Soy escritor y sé que es un camino difícil, pero que no cambiaría por nada.
Soy escritor y sé que uno, por suerte, no termina nunca de aprender.
Soy escritor y si pudiera hacer un pacto con el diablo para que me dijera cómo se hace la gran obra, o tan siquiera un “best seller”, lo haría, y nunca, ni bajo tortura, se lo contaría a nadie. Porque nadie conoce la cara de ese dios inasible, pero en su búsqueda está el atractivo, que crea adicción.
Pero, porque soy escritor, se que muchas veces el ego nos hace trampas y le perdonamos la vida a textos que no se lo merecen, porque están en el sitio inadecuado.
También se que muchas veces intuimos que vamos por el camino equivocado, que tal vez la voz narrativa o el punto de vista que adoptamos está equivocado, pero no vemos dónde está el problema, y eso nos angustia.
¿Cuál es la solución? Conozco una sola respuesta, que siempre funciona: un cómplice.
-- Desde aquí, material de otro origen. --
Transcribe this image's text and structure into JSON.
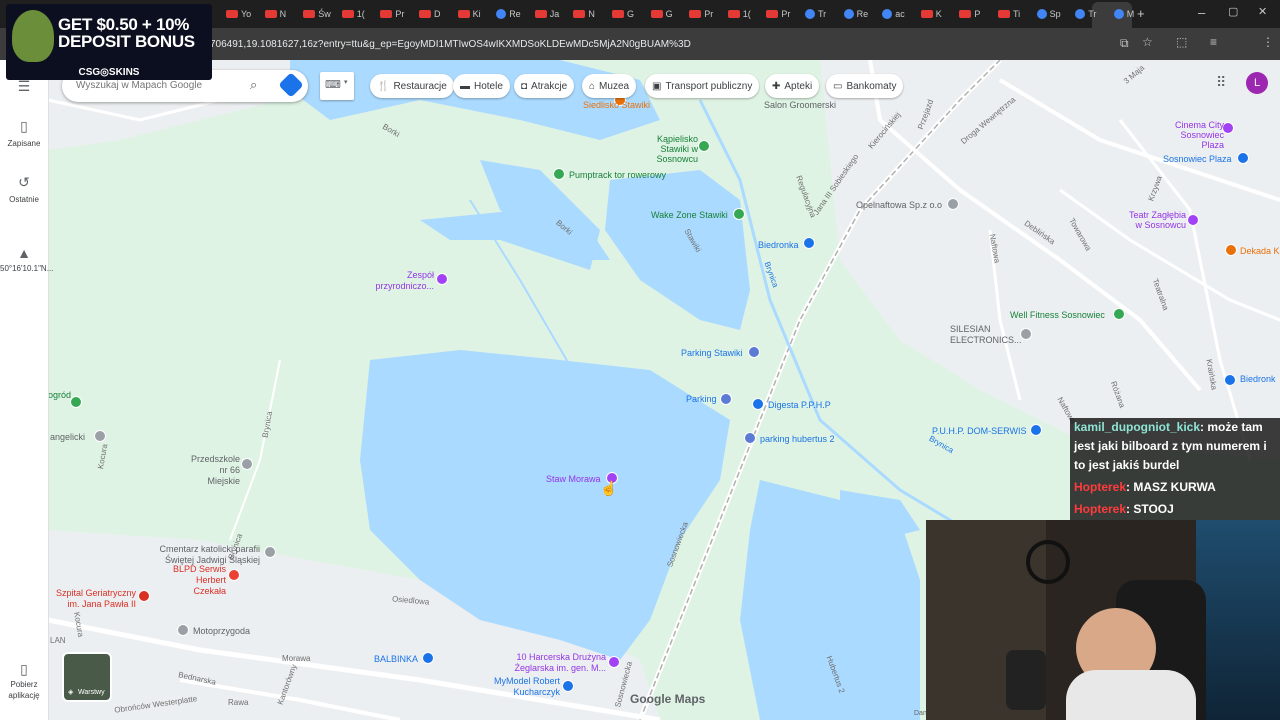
{
  "browser": {
    "url": "706491,19.1081627,16z?entry=ttu&g_ep=EgoyMDI1MTIwOS4wIKXMDSoKLDEwMDc5MjA2N0gBUAM%3D",
    "tabs": [
      "Yo",
      "N",
      "Św",
      "1(",
      "Pr",
      "D",
      "Ki",
      "Re",
      "Ja",
      "N",
      "G",
      "G",
      "Pr",
      "1(",
      "Pr",
      "Tr",
      "Re",
      "ac",
      "K",
      "P",
      "Ti",
      "Sp",
      "Tr",
      "M"
    ],
    "new_tab": "+",
    "window_controls": [
      "–",
      "▢",
      "✕"
    ]
  },
  "promo": {
    "title_line1": "GET $0.50 + 10%",
    "title_line2": "DEPOSIT BONUS",
    "brand": "CSG◎SKINS"
  },
  "sidebar": {
    "items": [
      {
        "label": "Zapisane"
      },
      {
        "label": "Ostatnie"
      },
      {
        "label": "50°16'10.1\"N..."
      },
      {
        "label": "Pobierz aplikację"
      }
    ]
  },
  "search": {
    "placeholder": "Wyszukaj w Mapach Google"
  },
  "chips": [
    "Restauracje",
    "Hotele",
    "Atrakcje",
    "Muzea",
    "Transport publiczny",
    "Apteki",
    "Bankomaty"
  ],
  "layers_label": "Warstwy",
  "map": {
    "brand": "Google Maps",
    "attribution": "Dan",
    "pois": [
      {
        "label": "Siedlisko Stawiki",
        "color": "orange"
      },
      {
        "label": "Salon Groomerski",
        "color": "gray"
      },
      {
        "label": "Kąpielisko Stawiki w Sosnowcu",
        "color": "green"
      },
      {
        "label": "Pumptrack tor rowerowy",
        "color": "green"
      },
      {
        "label": "Wake Zone Stawiki",
        "color": "green"
      },
      {
        "label": "Biedronka",
        "color": "blue"
      },
      {
        "label": "Opelnaftowa Sp.z o.o",
        "color": "gray"
      },
      {
        "label": "Cinema City Sosnowiec Plaza",
        "color": "purple"
      },
      {
        "label": "Sosnowiec Plaza",
        "color": "blue"
      },
      {
        "label": "Teatr Zagłębia w Sosnowcu",
        "color": "purple"
      },
      {
        "label": "Dekada K",
        "color": "orange"
      },
      {
        "label": "Zespół przyrodniczo...",
        "color": "purple"
      },
      {
        "label": "Parking Stawiki",
        "color": "blue"
      },
      {
        "label": "SILESIAN ELECTRONICS...",
        "color": "gray"
      },
      {
        "label": "Well Fitness Sosnowiec",
        "color": "green"
      },
      {
        "label": "Parking",
        "color": "blue"
      },
      {
        "label": "Digesta P.P.H.P",
        "color": "blue"
      },
      {
        "label": "parking hubertus 2",
        "color": "blue"
      },
      {
        "label": "P.U.H.P. DOM-SERWIS",
        "color": "blue"
      },
      {
        "label": "Biedronk",
        "color": "blue"
      },
      {
        "label": "Staw Morawa",
        "color": "purple"
      },
      {
        "label": "Przedszkole nr 66 Miejskie",
        "color": "gray"
      },
      {
        "label": "Cmentarz katolicki parafii Świętej Jadwigi Śląskiej",
        "color": "gray"
      },
      {
        "label": "BLPD Serwis Herbert Czekała",
        "color": "red"
      },
      {
        "label": "Szpital Geriatryczny im. Jana Pawła II",
        "color": "red"
      },
      {
        "label": "Motoprzygoda",
        "color": "gray"
      },
      {
        "label": "BALBINKA",
        "color": "blue"
      },
      {
        "label": "10 Harcerska Drużyna Żeglarska im. gen. M...",
        "color": "purple"
      },
      {
        "label": "MyModel Robert Kucharczyk",
        "color": "blue"
      },
      {
        "label": "angelicki",
        "color": "gray"
      },
      {
        "label": "ogród",
        "color": "green"
      }
    ],
    "roads": [
      "Borki",
      "Borki",
      "Stawiki",
      "Brynica",
      "Jana III Sobieskiego",
      "Regulacyjna",
      "Naftowa",
      "Deblińska",
      "Towarowa",
      "Teatralna",
      "Brynica",
      "Sosnowiecka",
      "Osiedlowa",
      "Morawa",
      "Bednarska",
      "Kantorówny",
      "Obrońców Westerplatte",
      "Rawa",
      "Hubertus 2",
      "Brynica",
      "Kocura",
      "3 Maja",
      "Przejazd",
      "Droga Wewnętrzna",
      "Kierocińskiej",
      "Krzywa",
      "Różana",
      "Naftowa",
      "Kraińska",
      "Kocura",
      "Brynica",
      "Sosnowiecka",
      "LAN"
    ]
  },
  "chat": {
    "messages": [
      {
        "user": "kamil_dupogniot_kick",
        "text": ": może tam jest jaki bilboard z tym numerem i to jest jakiś burdel",
        "user_color": "#8ee4d3"
      },
      {
        "user": "Hopterek",
        "text": ": MASZ KURWA",
        "user_color": "#ff3b3b"
      },
      {
        "user": "Hopterek",
        "text": ": STOOJ",
        "user_color": "#ff3b3b"
      }
    ]
  },
  "colors": {
    "water": "#aadaff",
    "park": "#dff3e4",
    "road": "#ffffff",
    "rail": "#b0b0b0",
    "chrome_dark": "#1f1f1f"
  }
}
Ese otro que decide jugar para nosotros. El que no se pone en el lugar del amigo que perdona y elogia. El que no se coloca en el lugar del maestro, que tiene todas las respuestas. El cómplice juega de espejo, de abogado del diablo, para confirmar nuestras dudas y proponernos los caminos que más nos puedan ayudar para escribir NUESTRO cuento, NUESTRA novela.
Esa es la función de una tutoría, que no puede darse sin el compromiso personal entre uno y otro. Yo lo llamo complicidad.
La tutoría necesita de espacio de contacto personal, o a distancia, pero siempre íntimo, sin exposición pública, sin la mirada de terceros, donde el escritor puede manifestar sus dudas, sus temores y sus errores, sabiendo que quien lo escucha está de su lado. Siempre. Con generosidad.